Day 22: He Has Shown You
"He has shown you O mortal, what is good. And what does the Lord require of you? To act justly, love mercy and to walk humbly with your God.”
Micah 6:8
The Jews were living with the threat of Assyrian invasion and occupation. For everyday people it was a time of hardship, unpredictability, and fear. Interestingly though, Micah reserves his most scathing remarks not for their enemies, but for Jews in positions of authority. They were profiting from their own people’s misery and dressing it up as spiritual good.
What do we do in that kind of scenario? How do we live with integrity when it is all rotten from the inside out? When so much is broken, what is the point of trying to do anything?
Perhaps we feel that keenly in our world today, where greed seems to be rewarded and the rich are able to continue their wealth accumulation unabated, even when it wreaks havoc on the most vulnerable in society.
But Micah 6:8 brings solace and hope to an otherwise bleak picture. There is a lot in life that is beyond us to immediately change, but this passage says, we can do something. Not everything, but not nothing either.
Chapter 6 begins with a courtroom scene, with God responding to charges made against Him by his people and the whole Earth acting as the jury. It is implied that the people have said that God has wronged them.
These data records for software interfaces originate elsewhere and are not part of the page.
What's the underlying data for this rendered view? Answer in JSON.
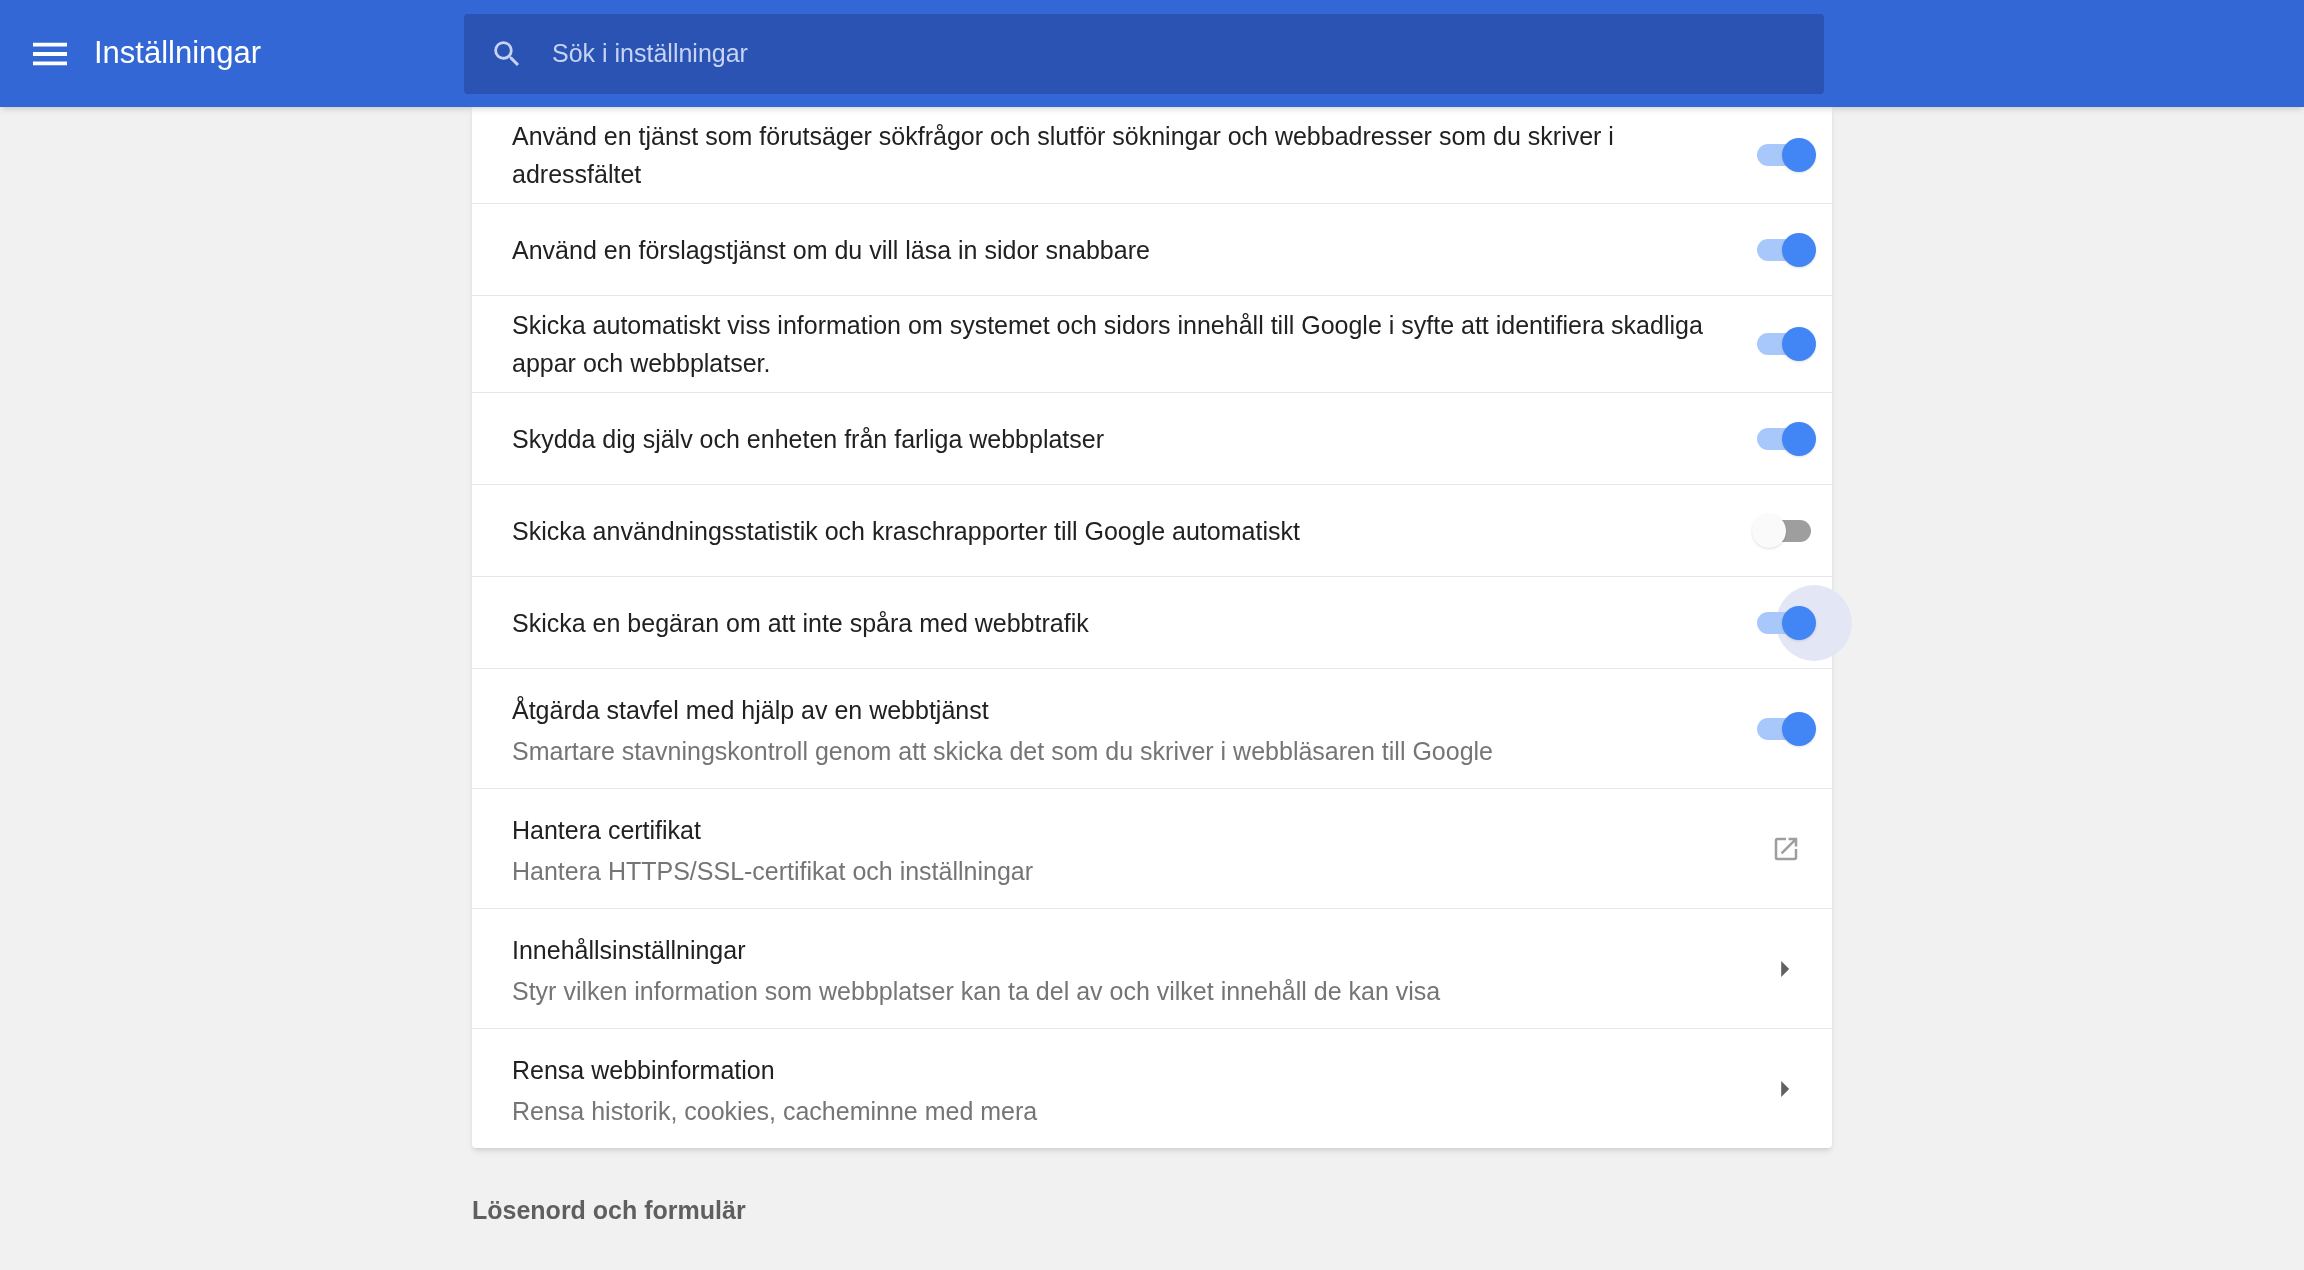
{
  "header": {
    "title": "Inställningar",
    "search": {
      "placeholder": "Sök i inställningar"
    }
  },
  "rows": [
    {
      "kind": "toggle",
      "title": "Använd en tjänst som förutsäger sökfrågor och slutför sökningar och webbadresser som du skriver i adressfältet",
      "on": true
    },
    {
      "kind": "toggle",
      "title": "Använd en förslagstjänst om du vill läsa in sidor snabbare",
      "on": true
    },
    {
      "kind": "toggle",
      "title": "Skicka automatiskt viss information om systemet och sidors innehåll till Google i syfte att identifiera skadliga appar och webbplatser.",
      "on": true
    },
    {
      "kind": "toggle",
      "title": "Skydda dig själv och enheten från farliga webbplatser",
      "on": true
    },
    {
      "kind": "toggle",
      "title": "Skicka användningsstatistik och kraschrapporter till Google automatiskt",
      "on": false
    },
    {
      "kind": "toggle",
      "title": "Skicka en begäran om att inte spåra med webbtrafik",
      "on": true,
      "focused": true
    },
    {
      "kind": "toggle",
      "title": "Åtgärda stavfel med hjälp av en webbtjänst",
      "subtitle": "Smartare stavningskontroll genom att skicka det som du skriver i webbläsaren till Google",
      "on": true
    },
    {
      "kind": "external",
      "title": "Hantera certifikat",
      "subtitle": "Hantera HTTPS/SSL-certifikat och inställningar"
    },
    {
      "kind": "submenu",
      "title": "Innehållsinställningar",
      "subtitle": "Styr vilken information som webbplatser kan ta del av och vilket innehåll de kan visa"
    },
    {
      "kind": "submenu",
      "title": "Rensa webbinformation",
      "subtitle": "Rensa historik, cookies, cacheminne med mera"
    }
  ],
  "next_section": {
    "title": "Lösenord och formulär"
  }
}
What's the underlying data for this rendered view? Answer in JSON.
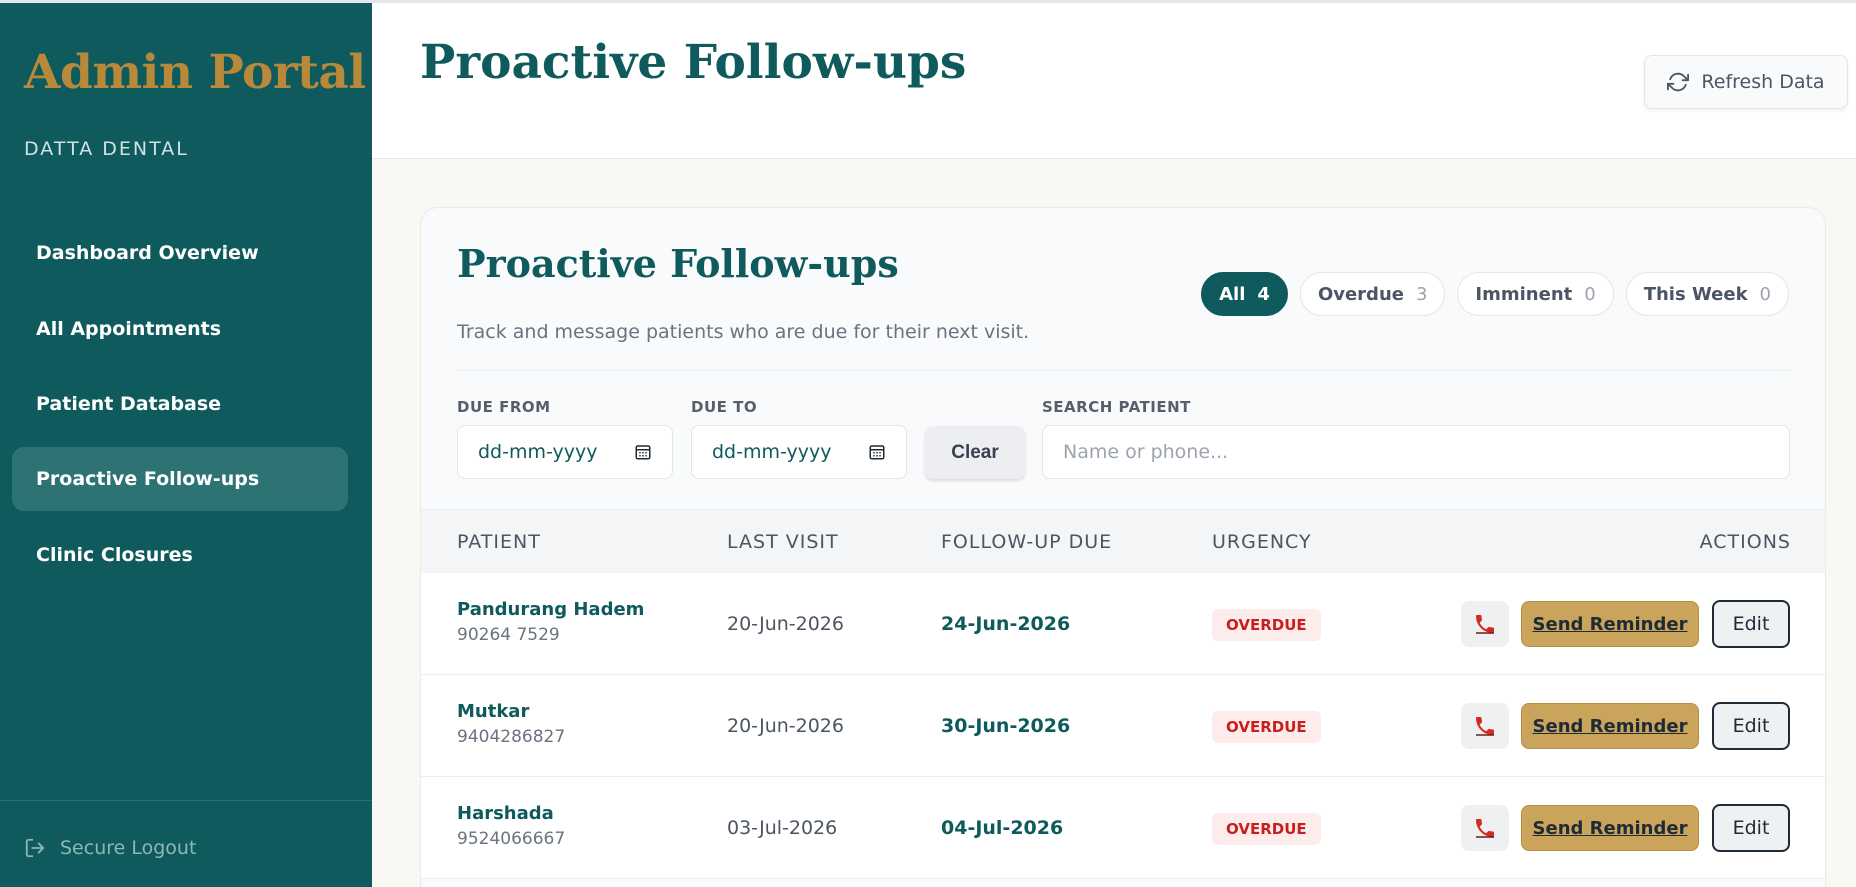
{
  "sidebar": {
    "brand": "Admin Portal",
    "clinic_name": "DATTA DENTAL",
    "nav": [
      {
        "label": "Dashboard Overview",
        "active": false
      },
      {
        "label": "All Appointments",
        "active": false
      },
      {
        "label": "Patient Database",
        "active": false
      },
      {
        "label": "Proactive Follow-ups",
        "active": true
      },
      {
        "label": "Clinic Closures",
        "active": false
      }
    ],
    "logout_label": "Secure Logout"
  },
  "header": {
    "title": "Proactive Follow-ups",
    "refresh_label": "Refresh Data"
  },
  "card": {
    "title": "Proactive Follow-ups",
    "subtitle": "Track and message patients who are due for their next visit.",
    "filters": [
      {
        "label": "All",
        "count": "4",
        "active": true
      },
      {
        "label": "Overdue",
        "count": "3",
        "active": false
      },
      {
        "label": "Imminent",
        "count": "0",
        "active": false
      },
      {
        "label": "This Week",
        "count": "0",
        "active": false
      }
    ],
    "due_from": {
      "label": "DUE FROM",
      "placeholder": "dd-mm-yyyy"
    },
    "due_to": {
      "label": "DUE TO",
      "placeholder": "dd-mm-yyyy"
    },
    "clear_label": "Clear",
    "search": {
      "label": "SEARCH PATIENT",
      "placeholder": "Name or phone..."
    }
  },
  "table": {
    "columns": [
      "PATIENT",
      "LAST VISIT",
      "FOLLOW-UP DUE",
      "URGENCY",
      "ACTIONS"
    ],
    "rows": [
      {
        "name": "Pandurang Hadem",
        "phone": "90264 7529",
        "last_visit": "20-Jun-2026",
        "due": "24-Jun-2026",
        "urgency": "OVERDUE"
      },
      {
        "name": "Mutkar",
        "phone": "9404286827",
        "last_visit": "20-Jun-2026",
        "due": "30-Jun-2026",
        "urgency": "OVERDUE"
      },
      {
        "name": "Harshada",
        "phone": "9524066667",
        "last_visit": "03-Jul-2026",
        "due": "04-Jul-2026",
        "urgency": "OVERDUE"
      }
    ],
    "reminder_label": "Send Reminder",
    "edit_label": "Edit"
  },
  "colors": {
    "sidebar_bg": "#0f5a5c",
    "brand_gold": "#b8893a",
    "accent_teal": "#0f5a5c",
    "reminder_gold": "#c9a45a",
    "overdue_red": "#c81e1e"
  },
  "icons": {
    "refresh": "refresh-icon",
    "logout": "logout-icon",
    "calendar": "calendar-icon",
    "call": "phone-icon"
  }
}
God responds to these charges by listing the ways in which He has walked with them through it all; liberating them from slavery in Egypt, providing them with leaders and alluding to moments from their collective history to make the case that He has already “shown [them]…what is good”. He pursued justice on their behalf when they were powerless to change their circumstances as slaves, his merciful compassion overflowed to them in the face of their ever-present shortfalls, and his willingness to be associated with this mixed-up bunch of a people through all the seasons of their life was a marker of his great humility.
He invites his people to do what he has done first, for no servant is greater than the master. As we seek to follow Jesus today, looking to him as our guide, what will it mean to act justly and fairly, embrace mercy and do so in a spirit of humility?